Pediríamos igual respeto a los neos para Unamuno si no fuera perder el tiempo requerir de semejantes gentes la práctica de las virtudes cristianas. De las virtudes cristianas, porque están reñidas con ellas ese insano furor, ese odio propio de caníbales con que los fanáticos ultramontanos persiguen al sapientísimo rector de la Universidad de Salamanca y a cuántos no participan de sus supersticiones o de sus prejuicios. La diferencia de creencias o de criterios científicos no autoriza nunca a tamaño desbordamiento de las furias clericales. Ese no ha sido jamás el modo de pensar de los más ilustres padres de la Iglesia, de un fray Ceferino González, por ejemplo, que tenía a honor discutir, tratar, respetar a los librepensadores más declarados.

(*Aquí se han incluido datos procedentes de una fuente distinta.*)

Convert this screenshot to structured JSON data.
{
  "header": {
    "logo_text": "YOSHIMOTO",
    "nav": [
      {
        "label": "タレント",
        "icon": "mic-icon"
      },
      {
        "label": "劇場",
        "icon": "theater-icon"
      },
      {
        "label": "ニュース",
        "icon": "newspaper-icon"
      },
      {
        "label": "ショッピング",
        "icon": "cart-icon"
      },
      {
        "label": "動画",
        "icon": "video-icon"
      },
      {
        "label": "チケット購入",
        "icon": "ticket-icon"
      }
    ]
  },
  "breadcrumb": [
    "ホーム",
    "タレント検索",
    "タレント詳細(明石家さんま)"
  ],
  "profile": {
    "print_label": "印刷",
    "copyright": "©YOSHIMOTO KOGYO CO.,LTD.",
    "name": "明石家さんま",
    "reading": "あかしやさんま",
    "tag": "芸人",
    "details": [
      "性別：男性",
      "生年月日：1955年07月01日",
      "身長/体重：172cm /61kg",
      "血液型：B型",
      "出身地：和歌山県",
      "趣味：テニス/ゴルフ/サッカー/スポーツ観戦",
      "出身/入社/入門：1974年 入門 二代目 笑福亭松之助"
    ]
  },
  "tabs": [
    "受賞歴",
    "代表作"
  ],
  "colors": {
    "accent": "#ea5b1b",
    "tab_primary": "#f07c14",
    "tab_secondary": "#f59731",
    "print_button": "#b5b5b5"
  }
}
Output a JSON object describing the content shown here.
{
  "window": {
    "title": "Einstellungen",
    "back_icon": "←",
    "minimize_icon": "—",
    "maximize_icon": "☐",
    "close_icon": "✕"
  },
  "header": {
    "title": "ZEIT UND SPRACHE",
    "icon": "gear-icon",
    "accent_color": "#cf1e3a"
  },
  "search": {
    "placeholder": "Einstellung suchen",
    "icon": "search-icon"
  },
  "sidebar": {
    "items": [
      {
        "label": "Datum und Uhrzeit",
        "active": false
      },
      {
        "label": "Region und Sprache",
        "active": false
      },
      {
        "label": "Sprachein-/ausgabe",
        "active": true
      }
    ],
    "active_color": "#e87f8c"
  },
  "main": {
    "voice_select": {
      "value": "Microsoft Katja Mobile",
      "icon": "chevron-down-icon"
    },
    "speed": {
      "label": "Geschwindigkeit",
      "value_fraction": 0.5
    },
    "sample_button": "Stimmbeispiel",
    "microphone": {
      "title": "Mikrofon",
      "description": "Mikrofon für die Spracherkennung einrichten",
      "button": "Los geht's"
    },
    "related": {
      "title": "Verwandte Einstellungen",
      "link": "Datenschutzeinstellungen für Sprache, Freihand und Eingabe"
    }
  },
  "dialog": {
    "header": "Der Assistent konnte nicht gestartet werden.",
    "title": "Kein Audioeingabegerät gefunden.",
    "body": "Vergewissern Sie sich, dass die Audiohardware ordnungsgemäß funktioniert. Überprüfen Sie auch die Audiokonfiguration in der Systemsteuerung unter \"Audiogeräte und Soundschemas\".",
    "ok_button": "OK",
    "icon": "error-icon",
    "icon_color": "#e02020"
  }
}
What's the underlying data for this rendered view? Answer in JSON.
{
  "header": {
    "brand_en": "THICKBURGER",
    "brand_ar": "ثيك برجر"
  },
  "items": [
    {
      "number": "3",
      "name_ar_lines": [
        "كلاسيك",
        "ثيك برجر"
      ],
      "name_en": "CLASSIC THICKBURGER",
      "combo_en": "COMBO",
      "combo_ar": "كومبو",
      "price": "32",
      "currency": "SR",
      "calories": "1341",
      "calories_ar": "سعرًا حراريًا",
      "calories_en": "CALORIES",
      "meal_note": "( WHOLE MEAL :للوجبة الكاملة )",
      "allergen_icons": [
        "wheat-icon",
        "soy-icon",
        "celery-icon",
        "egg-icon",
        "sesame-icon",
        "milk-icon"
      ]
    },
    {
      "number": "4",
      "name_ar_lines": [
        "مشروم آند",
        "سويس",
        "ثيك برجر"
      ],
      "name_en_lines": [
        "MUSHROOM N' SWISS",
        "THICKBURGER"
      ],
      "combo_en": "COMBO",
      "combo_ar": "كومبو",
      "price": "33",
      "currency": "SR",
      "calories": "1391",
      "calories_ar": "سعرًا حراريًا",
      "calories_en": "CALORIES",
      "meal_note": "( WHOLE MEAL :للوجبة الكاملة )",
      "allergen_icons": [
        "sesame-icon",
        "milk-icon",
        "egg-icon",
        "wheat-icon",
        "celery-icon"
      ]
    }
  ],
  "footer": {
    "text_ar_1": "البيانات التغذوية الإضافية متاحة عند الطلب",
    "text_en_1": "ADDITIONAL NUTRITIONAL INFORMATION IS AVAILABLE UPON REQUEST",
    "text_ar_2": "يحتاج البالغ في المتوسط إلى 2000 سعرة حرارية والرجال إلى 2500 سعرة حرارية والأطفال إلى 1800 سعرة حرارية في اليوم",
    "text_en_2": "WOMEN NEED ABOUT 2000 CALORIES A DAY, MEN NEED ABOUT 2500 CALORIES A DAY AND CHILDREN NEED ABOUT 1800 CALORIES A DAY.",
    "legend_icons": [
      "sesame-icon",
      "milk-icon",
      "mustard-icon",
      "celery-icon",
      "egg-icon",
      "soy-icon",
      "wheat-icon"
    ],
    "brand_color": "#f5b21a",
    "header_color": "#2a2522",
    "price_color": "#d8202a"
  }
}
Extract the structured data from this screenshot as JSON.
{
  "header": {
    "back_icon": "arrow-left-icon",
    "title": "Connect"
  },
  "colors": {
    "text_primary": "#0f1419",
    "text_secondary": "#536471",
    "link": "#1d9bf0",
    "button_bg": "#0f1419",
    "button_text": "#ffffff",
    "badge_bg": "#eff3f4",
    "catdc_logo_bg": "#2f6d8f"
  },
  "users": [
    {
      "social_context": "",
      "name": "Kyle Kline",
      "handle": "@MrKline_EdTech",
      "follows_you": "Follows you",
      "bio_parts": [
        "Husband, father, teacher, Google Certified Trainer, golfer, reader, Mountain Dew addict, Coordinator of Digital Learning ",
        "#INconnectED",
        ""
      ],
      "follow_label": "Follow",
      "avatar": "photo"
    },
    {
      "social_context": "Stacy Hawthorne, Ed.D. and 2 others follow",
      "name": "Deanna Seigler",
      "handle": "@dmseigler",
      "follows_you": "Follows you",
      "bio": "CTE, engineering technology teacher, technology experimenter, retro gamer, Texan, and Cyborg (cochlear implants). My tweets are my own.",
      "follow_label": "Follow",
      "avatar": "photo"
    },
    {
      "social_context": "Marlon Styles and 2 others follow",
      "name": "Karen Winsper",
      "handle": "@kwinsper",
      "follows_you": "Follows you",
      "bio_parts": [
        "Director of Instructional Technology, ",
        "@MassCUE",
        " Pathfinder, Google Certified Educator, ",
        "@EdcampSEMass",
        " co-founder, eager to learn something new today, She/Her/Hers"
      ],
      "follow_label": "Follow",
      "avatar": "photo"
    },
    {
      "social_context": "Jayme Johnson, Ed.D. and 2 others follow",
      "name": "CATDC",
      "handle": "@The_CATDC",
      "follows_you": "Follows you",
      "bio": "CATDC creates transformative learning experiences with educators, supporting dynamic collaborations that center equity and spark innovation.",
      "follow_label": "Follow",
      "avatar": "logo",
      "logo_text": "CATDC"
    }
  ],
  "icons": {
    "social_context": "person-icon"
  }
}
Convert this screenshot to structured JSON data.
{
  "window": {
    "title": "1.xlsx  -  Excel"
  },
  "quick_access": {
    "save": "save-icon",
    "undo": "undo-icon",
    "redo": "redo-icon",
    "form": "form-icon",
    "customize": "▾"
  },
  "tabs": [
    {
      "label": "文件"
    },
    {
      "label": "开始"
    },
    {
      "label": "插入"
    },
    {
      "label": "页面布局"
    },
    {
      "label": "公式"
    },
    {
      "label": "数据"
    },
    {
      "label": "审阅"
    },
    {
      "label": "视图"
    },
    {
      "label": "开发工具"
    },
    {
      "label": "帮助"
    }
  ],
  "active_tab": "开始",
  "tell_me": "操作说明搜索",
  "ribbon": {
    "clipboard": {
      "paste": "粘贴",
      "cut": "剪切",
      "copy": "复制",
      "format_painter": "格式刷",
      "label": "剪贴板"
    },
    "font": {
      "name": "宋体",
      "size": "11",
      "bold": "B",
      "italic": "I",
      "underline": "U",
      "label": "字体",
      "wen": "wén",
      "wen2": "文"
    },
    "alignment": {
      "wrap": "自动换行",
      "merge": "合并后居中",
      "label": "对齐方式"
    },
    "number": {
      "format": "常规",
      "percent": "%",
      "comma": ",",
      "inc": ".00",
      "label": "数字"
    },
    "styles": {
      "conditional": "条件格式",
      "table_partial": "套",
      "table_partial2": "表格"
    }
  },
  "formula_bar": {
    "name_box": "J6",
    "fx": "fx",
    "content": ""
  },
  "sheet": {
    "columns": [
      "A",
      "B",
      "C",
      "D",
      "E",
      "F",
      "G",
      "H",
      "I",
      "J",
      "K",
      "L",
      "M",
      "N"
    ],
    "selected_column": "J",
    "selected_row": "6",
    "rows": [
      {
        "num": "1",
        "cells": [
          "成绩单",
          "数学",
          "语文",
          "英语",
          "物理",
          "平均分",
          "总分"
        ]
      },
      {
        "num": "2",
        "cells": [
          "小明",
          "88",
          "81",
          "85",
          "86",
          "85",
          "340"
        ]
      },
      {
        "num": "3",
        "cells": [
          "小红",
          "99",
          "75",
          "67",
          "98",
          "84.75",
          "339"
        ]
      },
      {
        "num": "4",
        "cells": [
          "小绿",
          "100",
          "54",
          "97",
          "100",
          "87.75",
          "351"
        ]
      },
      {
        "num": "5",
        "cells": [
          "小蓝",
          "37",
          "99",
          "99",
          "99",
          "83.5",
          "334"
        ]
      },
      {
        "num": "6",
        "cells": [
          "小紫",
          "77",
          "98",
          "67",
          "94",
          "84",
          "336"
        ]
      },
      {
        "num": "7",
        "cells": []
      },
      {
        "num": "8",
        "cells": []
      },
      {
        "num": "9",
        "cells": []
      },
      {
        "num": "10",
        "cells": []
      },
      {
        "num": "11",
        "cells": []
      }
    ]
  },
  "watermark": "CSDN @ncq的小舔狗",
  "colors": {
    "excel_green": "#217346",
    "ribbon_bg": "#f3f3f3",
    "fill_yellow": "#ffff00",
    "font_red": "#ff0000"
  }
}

¡Y luego se dirá que no hay problema político-religioso en España! ¡Y luego se intentará negar la existencia del clericalismo en España, que tiene las brutales expresiones de la Universidad prostituida de El Universo! Sólo niegan la evidencia, sólo intentan hacernos creer que es una invención de nuestra fantasía el mal clericalismo, el peligro negro, que todo lo invade, los bobos que viven en el Limbo o los pillos que ponen a precio sus interesados alardes, intentando demostrar lo indemostrable.

El clericalismo existe, el clericalismo es la lepra de la sociedad española, el clericalismo nos envilece y nos deprime, por culpa de un Estado que, bajo los hombres que mandan, a todo se atreve, incluso a pedir castigos para los profesores, como Unamuno, que honran la ciencia española.